Elsewhere in the charge, the trial court said: "So, even in that whole scheme of operations the District Attorney still represents this defendant in a general way, because he stands in his representative capacity for all the people of the Commonwealth, and in a measure, so do the police. Now, there is an imputation in this case that these police are not to be believed, that this is a sort of setup by the police in order to convict that defendant, that abject defendant, to convict him. Of course, the other side of that is to convict him and let the guilty man go free. Do public servants do that, members of the jury?" (Emphasis supplied.) The court proceeded to review the police testimony, as if in rebuttal, and then, with reference to appellant's testimony of having been "scared," charged: "His exact words were that he was scared when he was in that great big room with the many cubicles, and the police were in there.
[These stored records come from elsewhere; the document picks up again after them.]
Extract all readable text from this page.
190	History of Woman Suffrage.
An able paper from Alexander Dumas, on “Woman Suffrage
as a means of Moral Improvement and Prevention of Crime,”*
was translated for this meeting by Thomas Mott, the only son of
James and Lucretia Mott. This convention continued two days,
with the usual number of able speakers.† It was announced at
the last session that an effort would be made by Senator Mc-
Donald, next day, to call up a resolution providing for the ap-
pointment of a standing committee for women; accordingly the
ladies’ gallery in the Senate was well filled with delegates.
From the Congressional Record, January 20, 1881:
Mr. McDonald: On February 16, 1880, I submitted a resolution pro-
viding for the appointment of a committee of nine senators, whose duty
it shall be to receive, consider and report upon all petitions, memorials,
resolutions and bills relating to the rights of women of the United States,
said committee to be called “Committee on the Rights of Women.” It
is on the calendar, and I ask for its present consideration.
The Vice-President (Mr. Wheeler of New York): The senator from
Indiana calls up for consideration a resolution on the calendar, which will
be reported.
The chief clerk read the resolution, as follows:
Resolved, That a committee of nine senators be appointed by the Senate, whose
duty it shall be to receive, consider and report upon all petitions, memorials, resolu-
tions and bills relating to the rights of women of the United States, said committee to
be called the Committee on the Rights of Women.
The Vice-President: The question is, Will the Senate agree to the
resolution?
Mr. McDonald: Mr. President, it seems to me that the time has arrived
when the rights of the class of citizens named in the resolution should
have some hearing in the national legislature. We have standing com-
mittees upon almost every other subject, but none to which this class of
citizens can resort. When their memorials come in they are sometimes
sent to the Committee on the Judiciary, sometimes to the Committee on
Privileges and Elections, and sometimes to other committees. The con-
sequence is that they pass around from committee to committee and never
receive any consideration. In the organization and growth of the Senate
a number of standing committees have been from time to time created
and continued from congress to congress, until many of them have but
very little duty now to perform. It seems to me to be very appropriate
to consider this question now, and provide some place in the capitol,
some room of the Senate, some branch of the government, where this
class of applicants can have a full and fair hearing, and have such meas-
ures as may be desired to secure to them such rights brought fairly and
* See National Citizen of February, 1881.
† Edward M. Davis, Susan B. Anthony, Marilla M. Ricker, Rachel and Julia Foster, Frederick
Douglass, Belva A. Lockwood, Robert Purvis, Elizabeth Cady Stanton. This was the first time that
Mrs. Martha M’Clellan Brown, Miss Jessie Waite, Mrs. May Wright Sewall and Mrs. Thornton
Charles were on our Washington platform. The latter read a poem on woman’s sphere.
What was he scared of? Was he scared of a consciousness of guilt? I don't know. That is for you to say, whether he was scared. Not one indignity was offered him, according to the evidence presented here, and you can't gather it or impute it from the type of questions that were asked." (Emphasis supplied.)

In Commonwealth v. Brown, supra, at page 523, we quoted a somewhat similar charge as follows: "Do not have your reason swayed and your prejudices aroused by the tales of the terrible treatment by the police. Who are those policemen that they talk about, the bloodthirsty, brutal officers, who resorted to inhuman brutality, starvation, and every other thing that was described, in order that they might solve mysteries,

[ 441 Pa. Page 249]

    ferret out crime, suppress crime, and enforce the law. They are your representatives, and if they are what counsel for the defense would have you believe, they are not fit to be your representatives, and there is not one of them who should not only be dismissed, but prosecuted for doing the things under the law that he has no right to do." We commented, pages 523-524: "These remarks did not indicate judicial equanimity. They were controversial in tone and phrasing and their import was to ridicule defendant's evidence and arguments as to the alleged police brutality. On whatever proof of the latter it could offer, the defense relied to exclude the confession, and the issue of duress with the conflicting evidence thereon the court should have submitted to the jury dispassionately. The officers who testified were witnesses not 'representatives.'" (Emphasis supplied.)

The same elements of ridicule, sarcasm and virtual deification of Commonwealth witnesses which we criticized in Brown characterize far too much of the instant charge to allow the conviction to stand. The judgment of sentence must be reversed and the case remanded so that appellant may have a new trial in that atmosphere of "judicial equanimity" which is his due.

Judgment reversed and case remanded for new trial.


Judgment reversed and case remanded.